Le couple Hans et Carrie Jorgensen a reçu plusieurs visites des autorités locales au début des années 90. Elles voyaient d'un mauvais oeil l'ajout de cette variété internationale dans les vins portugais. Vingt ans plus tard, la cuvée Incógnito, élaborée à 100% avec de la syrah, est encensée partout dans le monde.

Le cochon de lait du Bairrada

Il n'y a pas que l'Alentejo qui offre un séjour gastronomique hors du commun. Le Bairrada, situé plus dans le nord, sur la côte, propose une spécialité déroutante: le leitão da Bairrada.

Le nom de ce plat est souvent traduit en français par «cochon de lait». Mais n'allez surtout pas croire que ce cochon est cuit dans du lait. La viande de ce porcelet, qui a été nourri exclusivement par sa mère, est plutôt séchée deux jours à l'air libre avant d'être préparée. La recette est ensuite très simple: salez, poivrez, ajoutez de l'ail et beaucoup de saindoux avant d'enfourner.

Le vigneron Luis Pato, rencontré lors de son passage à Montréal en novembre dernier, nous avise d'emblée que peu de restaurants préparent encore ce plat selon la recette traditionnelle.

«L'État a resserré le contrôle sanitaire, dit-il. C'est plus difficile de trouver le vrai leitão. Certains bouchers le produisent toujours.»

Le leitão est servi tiède ou froid. Sa peau est hyper croustillante - résultat de l'épaisse couche de saindoux que l'on essuie pendant la cuisson. La viande est tendre et goûteuse. Les Portugais accompagnent ce plat de morceaux d'oranges et de pommes de terre bouillies. Rien de compliqué. Dans les verres, on sert du mousseux, de préférence rouge! Un trio hors de l'ordinaire, mais délicieux.

Les vins du Barraida

Le Bairrada produit essentiellement du rouge. Son cépage fétiche est le baga. Cette variété résiste bien au climat humide de la région et aux maladies. Les vins qu'elle produit sont cependant très tanniques et nécessitent du temps pour s'ouvrir.

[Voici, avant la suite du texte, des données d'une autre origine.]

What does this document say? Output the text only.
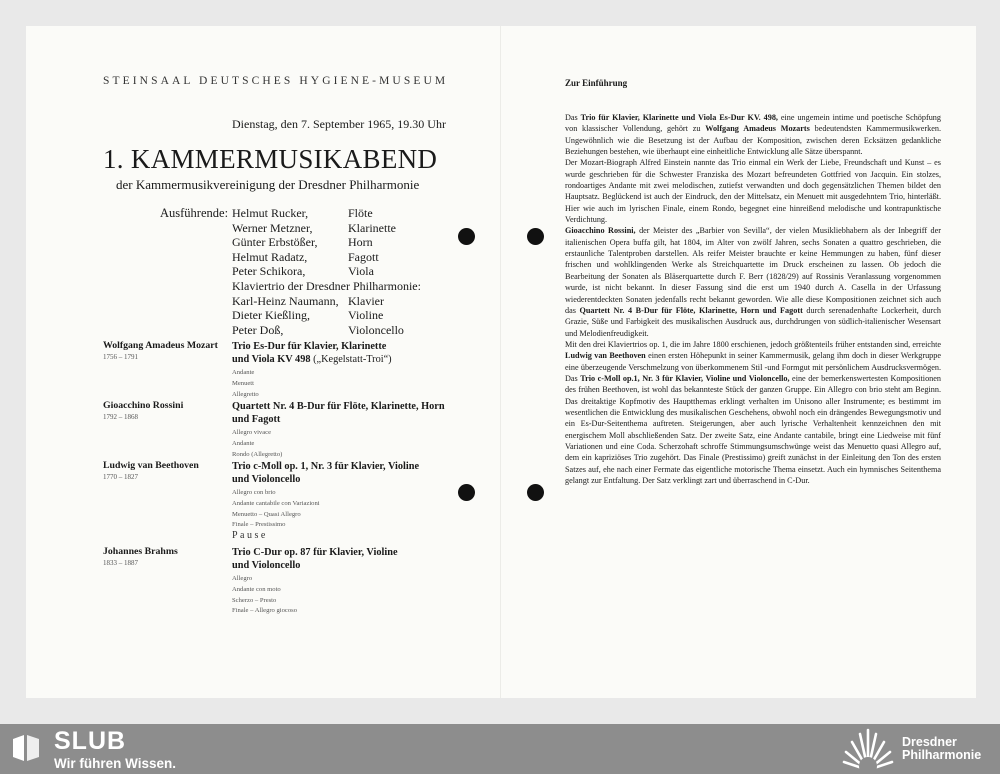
STEINSAAL DEUTSCHES HYGIENE-MUSEUM
Dienstag, den 7. September 1965, 19.30 Uhr
1. KAMMERMUSIKABEND
der Kammermusikvereinigung der Dresdner Philharmonie
Ausführende: Helmut Rucker,	Flöte
Werner Metzner,	Klarinette
Günter Erbstößer,	Horn
Helmut Radatz,	Fagott
Peter Schikora,	Viola
Klaviertrio der Dresdner Philharmonie:
Karl-Heinz Naumann, Klavier
Dieter Kießling,	Violine
Peter Doß,	Violoncello
Wolfgang Amadeus Mozart
1756 – 1791
Trio Es-Dur für Klavier, Klarinette
und Viola KV 498 („Kegelstatt-Troi“)
Andante
Menuett
Allegretto
Gioacchino Rossini
1792 – 1868
Quartett Nr. 4 B-Dur für Flöte, Klarinette, Horn
und Fagott
Allegro vivace
Andante
Rondo (Allegretto)
Ludwig van Beethoven
1770 – 1827
Trio c-Moll op. 1, Nr. 3 für Klavier, Violine
und Violoncello
Allegro con brio
Andante cantabile con Variazioni
Menuetto – Quasi Allegro
Finale – Prestissimo
Johannes Brahms
1833 – 1887
Trio C-Dur op. 87 für Klavier, Violine
und Violoncello
Allegro
Andante con moto
Scherzo – Presto
Finale – Allegro giocoso
Pause
Zur Einführung

Das Trio für Klavier, Klarinette und Viola Es-Dur KV. 498, eine ungemein intime und poetische Schöpfung von klassischer Vollendung, gehört zu Wolfgang Amadeus Mozarts bedeutendsten Kammermusikwerken. Ungewöhnlich wie die Besetzung ist der Aufbau der Komposition, zwischen deren Ecksätzen gedankliche Beziehungen bestehen, wie überhaupt eine einheitliche Entwicklung alle Sätze überspannt.

Der Mozart-Biograph Alfred Einstein nannte das Trio einmal ein Werk der Liebe, Freundschaft und Kunst – es wurde geschrieben für die Schwester Franziska des Mozart befreundeten Gottfried von Jacquin. Ein stolzes, rondoartiges Andante mit zwei melodischen, zutiefst verwandten und doch gegensätzlichen Themen bildet den Hauptsatz. Beglückend ist auch der Eindruck, den der Mittelsatz, ein Menuett mit ausgedehntem Trio, hinterläßt. Hier wie auch im lyrischen Finale, einem Rondo, begegnet eine hinreißend melodische und kontrapunktische Verdichtung.

Gioacchino Rossini, der Meister des „Barbier von Sevilla“, der vielen Musikliebhabern als der Inbegriff der italienischen Opera buffa gilt, hat 1804, im Alter von zwölf Jahren, sechs Sonaten a quattro geschrieben, die erstaunliche Talentproben darstellen. Als reifer Meister brauchte er keine Hemmungen zu haben, fünf dieser frischen und wohlklingenden Werke als Streichquartette im Druck erscheinen zu lassen. Ob jedoch die Bearbeitung der Sonaten als Bläserquartette durch F. Berr (1828/29) auf Rossinis Veranlassung vorgenommen wurde, ist nicht bekannt. In dieser Fassung sind die erst um 1940 durch A. Casella in der Urfassung wiederentdeckten Sonaten jedenfalls recht bekannt geworden. Wie alle diese Kompositionen zeichnet sich auch das Quartett Nr. 4 B-Dur für Flöte, Klarinette, Horn und Fagott durch serenadenhafte Lockerheit, durch Grazie, Süße und Farbigkeit des musikalischen Ausdruck aus, durchdrungen von südlich-italienischer Wesensart und Melodienfreudigkeit.

Mit den drei Klaviertrios op. 1, die im Jahre 1800 erschienen, jedoch größtenteils früher entstanden sind, erreichte Ludwig van Beethoven einen ersten Höhepunkt in seiner Kammermusik, gelang ihm doch in dieser Werkgruppe eine überzeugende Verschmelzung von überkommenem Stil -und Formgut mit persönlichem Ausdrucksvermögen. Das Trio c-Moll op.1, Nr. 3 für Klavier, Violine und Violoncello, eine der bemerkenswertesten Kompositionen des frühen Beethoven, ist wohl das bekannteste Stück der ganzen Gruppe. Ein Allegro con brio steht am Beginn. Das dreitaktige Kopfmotiv des Hauptthemas erklingt verhalten im Unisono aller Instrumente; es bestimmt im wesentlichen die Entwicklung des musikalischen Geschehens, obwohl noch ein drängendes Bewegungsmotiv und ein Es-Dur-Seitenthema auftreten. Steigerungen, aber auch lyrische Verhaltenheit kennzeichnen den mit energischem Moll abschließenden Satz. Der zweite Satz, eine Andante cantabile, bringt eine Liedweise mit fünf Variationen und eine Coda. Scherzohaft schroffe Stimmungsumschwünge weist das Menuetto quasi Allegro auf, dem ein kapriziöses Trio zugehört. Das Finale (Prestissimo) greift zunächst in der Einleitung den Ton des ersten Satzes auf, ehe nach einer Fermate das eigentliche motorische Thema einsetzt. Auch ein hymnisches Seitenthema gelangt zur Entfaltung. Der Satz verklingt zart und überraschend in C-Dur.

SLUB
Wir führen Wissen.
Dresdner
Philharmonie
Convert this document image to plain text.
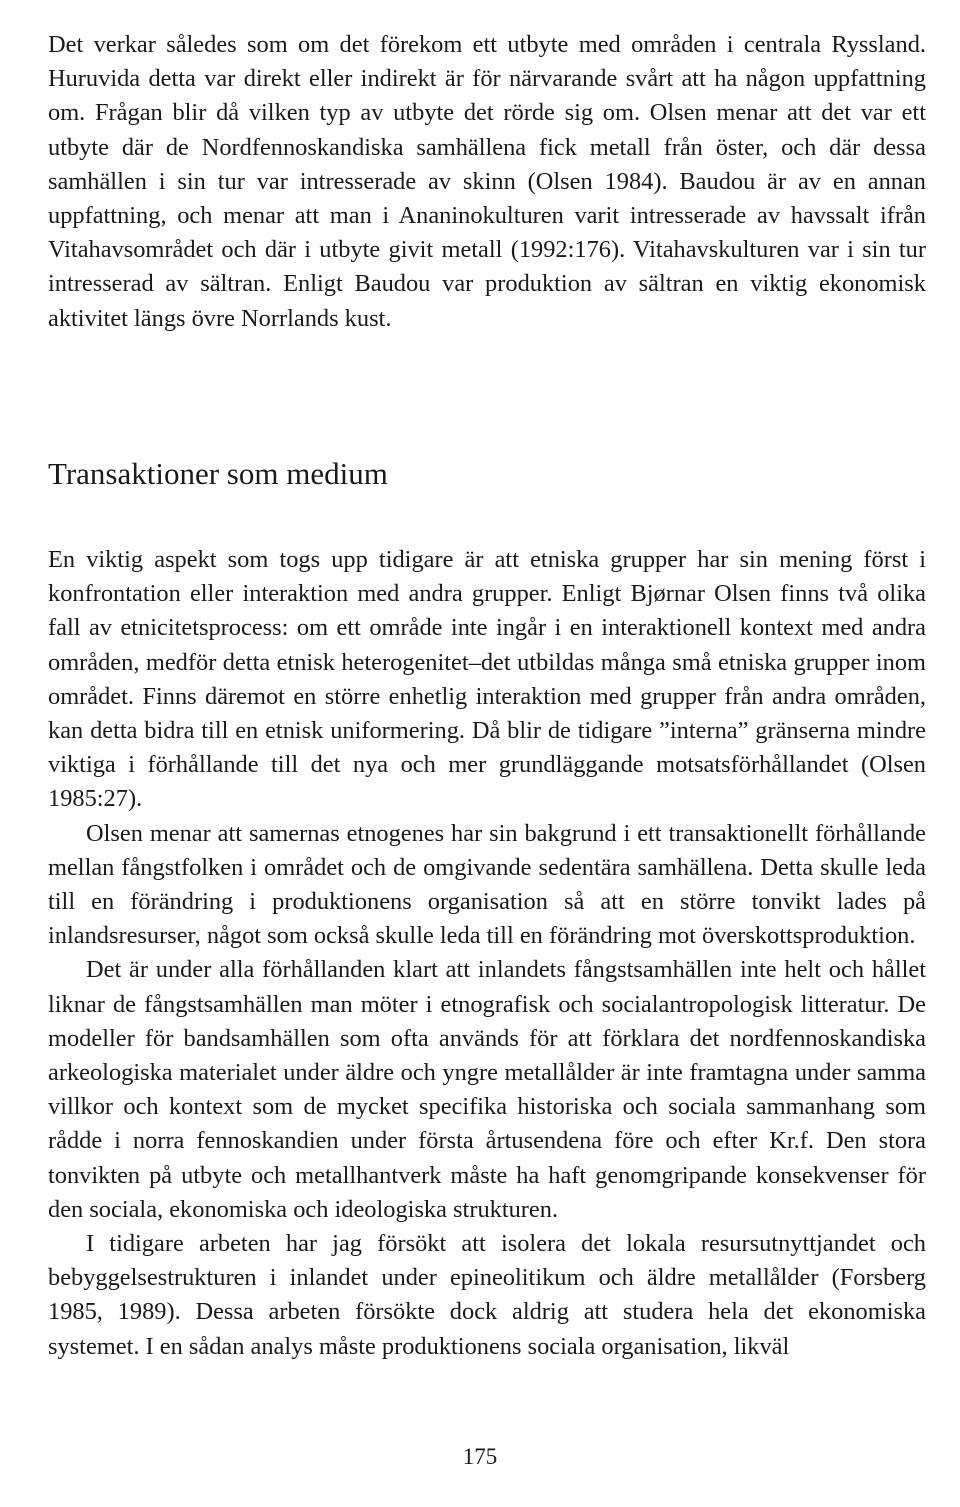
Det verkar således som om det förekom ett utbyte med områden i centrala Ryssland. Huruvida detta var direkt eller indirekt är för närvarande svårt att ha någon uppfattning om. Frågan blir då vilken typ av utbyte det rörde sig om. Olsen menar att det var ett utbyte där de Nordfennoskandiska samhällena fick metall från öster, och där dessa samhällen i sin tur var intresserade av skinn (Olsen 1984). Baudou är av en annan uppfattning, och menar att man i Ananinokulturen varit intresserade av havssalt ifrån Vitahavsområdet och där i utbyte givit metall (1992:176). Vitahavskulturen var i sin tur intresserad av sältran. Enligt Baudou var produktion av sältran en viktig ekonomisk aktivitet längs övre Norrlands kust.

Transaktioner som medium

En viktig aspekt som togs upp tidigare är att etniska grupper har sin mening först i konfrontation eller interaktion med andra grupper. Enligt Bjørnar Olsen finns två olika fall av etnicitetsprocess: om ett område inte ingår i en interaktionell kontext med andra områden, medför detta etnisk heterogenitet–det utbildas många små etniska grupper inom området. Finns däremot en större enhetlig interaktion med grupper från andra områden, kan detta bidra till en etnisk uniformering. Då blir de tidigare ”interna” gränserna mindre viktiga i förhållande till det nya och mer grundläggande motsatsförhållandet (Olsen 1985:27).

Olsen menar att samernas etnogenes har sin bakgrund i ett transaktionellt förhållande mellan fångstfolken i området och de omgivande sedentära samhällena. Detta skulle leda till en förändring i produktionens organisation så att en större tonvikt lades på inlandsresurser, något som också skulle leda till en förändring mot överskottsproduktion.

Det är under alla förhållanden klart att inlandets fångstsamhällen inte helt och hållet liknar de fångstsamhällen man möter i etnografisk och socialantropologisk litteratur. De modeller för bandsamhällen som ofta används för att förklara det nordfennoskandiska arkeologiska materialet under äldre och yngre metallålder är inte framtagna under samma villkor och kontext som de mycket specifika historiska och sociala sammanhang som rådde i norra fennoskandien under första årtusendena före och efter Kr.f. Den stora tonvikten på utbyte och metallhantverk måste ha haft genomgripande konsekvenser för den sociala, ekonomiska och ideologiska strukturen.

I tidigare arbeten har jag försökt att isolera det lokala resursutnyttjandet och bebyggelsestrukturen i inlandet under epineolitikum och äldre metallålder (Forsberg 1985, 1989). Dessa arbeten försökte dock aldrig att studera hela det ekonomiska systemet. I en sådan analys måste produktionens sociala organisation, likväl

175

Afin de plaire davantage aux consommateurs, les vignerons ajoutent depuis 10 ans des variétés internationales dans leurs cuvées.

Le Bairrada est aussi connu pour ses mousseux. La région produit la moitié des vins effervescents du pays. La majorité de ces cuvées sont faites avec la même méthode qu'en Champagne. Les vignerons utilisent surtout des variétés locales comme le bical et l'arinto, mais aussi le chardonnay et le pinot noir.

Luis Pato est sans doute le producteur de bulles portugaises qui fait le plus parler de lui pour son originalité et son amour des cépages locaux. Pour surprendre les critiques, il a élaboré un mousseux rosé avec le baga. Une cuvée inédite qu'il a appelée Informal.

Malheureusement, peu de vins du Bairrada sont offerts chez nous. Aucune bouteille de bulles portugaises n'est vendue à la Société des alcools. Si vous êtes curieux d'y goûter, le Café Ferreira et le restaurant Scarpetta, à Montréal, en ont quelques cuvées sur leur carte.